The Danish Committee on Scientific Dishonesty's damning
verdict on the Sceptical Environmentalist's competence
and honesty will surely mean that we never hear from
him again. It can only be a matter of time before he
loses his job with the Danish government and sinks back
into the obscurity from whence he came, with only his
hair bleach and tight t-shirt collection for company.
Or can it? I would rather put
my money on a swift recovery. For Lomborg is a sceptic,
and sceptics survive. Being a green naysayer is a good
career choice for the ambitious; their ranks grow all
the time. And yet the really interesting question is
not who they are, but why we listen to them. The really
interesting figures in all this are not the sceptics,
but their audience.
The naysayers themselves fall
into several camps. There are corporate-funded scientists
and politicians; easy to refute and rarely trusted.
There are numerous loony-right think tanks, replete
with corporate funding and well-connected board members:
the likes of the Cato Institute, the Ayn Rand Institute,
the Adam Smith Institute, the Heritage Foundation or
the Competitive Enterprise Institute, which proudly
boasts 'the largest free market environmental policy
programme in Washington' (in Washington, this is actually
quite a claim), and whose publications include 'The
True (sic) State of the Planet' and 'Global Warming
and Other Eco-Myths.' You get the picture.

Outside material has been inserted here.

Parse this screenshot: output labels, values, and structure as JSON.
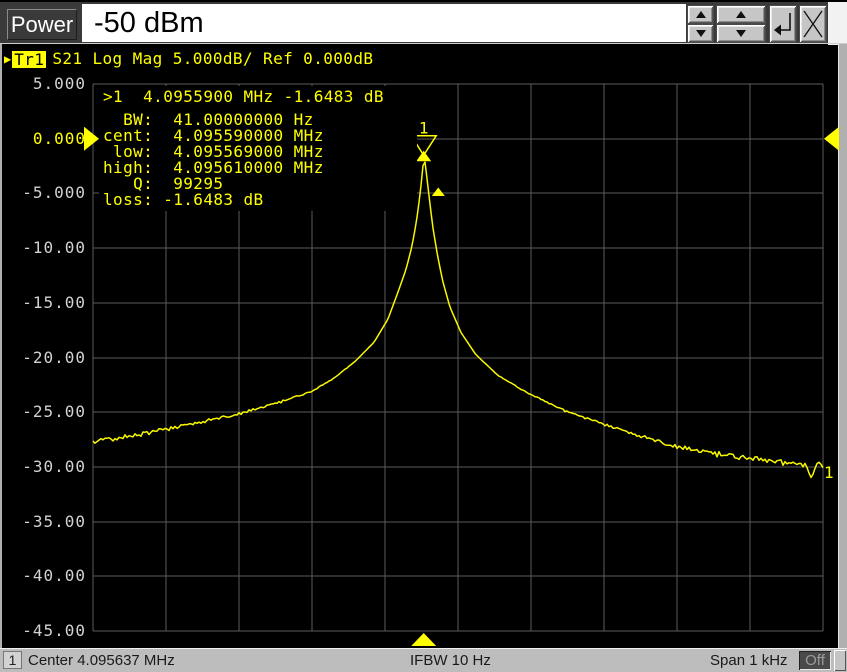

This bunch wear their funding
and their fanaticism on their sleeves and are thus fairly
easy to ignore. Harder to escape are the self-employed
sceptics. Their back-story is usually remarkably similar:
I was once an idealistic greenie myself, but then I
began to ask forbidden questions and - well, whaddya
know - I realised it was all bunkum! Into this camp
fall former Greenpeace director Patrick Moore (environmentalists
'are just plain anti-civilisation'), Mussolini-lookalike
Richard D North ('Don't worry about the pollution. It's
all been sorted'), who trousers cheques from oil companies
to write newspaper articles about how ethical they are,
and young, smart, loveable Bjorn.
These are the dangerous ones.
The corporate media, the politicians, the business world
- everyone who feels threatened by the rise of dissent;
everyone with something to lose - clasps them to their
collective chest. Their arrival must feel like a reprieve
for Business As Usual - or at least a stay of execution.
And yet it's too easy to dismiss
the naysayers quite so glibly. For it's not just nasty
fat cats and evil politicians who want to believe their
message: we all do. Deep down, we all want to believe
that everything will be fine - because deep down, we
know it won't. We can see our streets gridlocking, our
fields disappearing under waves of Barratt Homes, fish
stocks collapsing, farmers haemorrhaging from the land,
politicians giving up, markets taking over. We know
it's going wrong, but we have no idea what to do. We
all want something to be done, but we don't want to
have to do it ourselves. And we hate, with a secret
passion, anyone who tells us what we quietly know already:
that one day, soon, we are all going to have take responsibility
for our actions.
This is the psychology of denial.
We know the roads are clogging up but we keep driving,
one-to-a-car, down the fuming motorways because our
journey is essential - it's always someone else's fault.
We know about climate change - we can see the floods
from our windows - but we still snap up the cheap flights.
We still buy the battery eggs, use the chlorine bleach,
landfill our empty wine bottles. We know that we, in
the rich world, consume most of the world's resources
and emit most of its pollution. We know all this, but
we don't want to think about the implications.
Enter the naysayers. They puncture
balloons, kick against the pricks, bring their wits
and their bogus statistics to bear on the humourless
vegan freaks who persist in telling us that we can't
buy this, we shouldn't do that, the planet's dying and
it's all our fault. Would you let these po-faced eco-weirdos
babysit your kids? Of course not - so why should you
listen to them? Better to let the warm reassurances
of Lomborg and Co wash over you: it will all be fine,
trust me, I know what I'm talking about, I have the
figures to prove it. And well, you never know - maybe
they're right….
Dream on. You know they're wrong.
We all do. But we listen to them anyway: we listen because
we're only human. I don't like facing up to painful
truths any more than you do, especially if it's my lifestyle
at stake. How much would you pay to know - to know for
certain - that everything will be all right? How much
would you pay to prove those snivelling, self-righteous
environmentalists wrong, once and for all? How much
would you pay for absolution?
Ask yourself that. Then ask Bjorn
Lomborg. He knows the answer; and this time, he has
more chance of getting his figures right.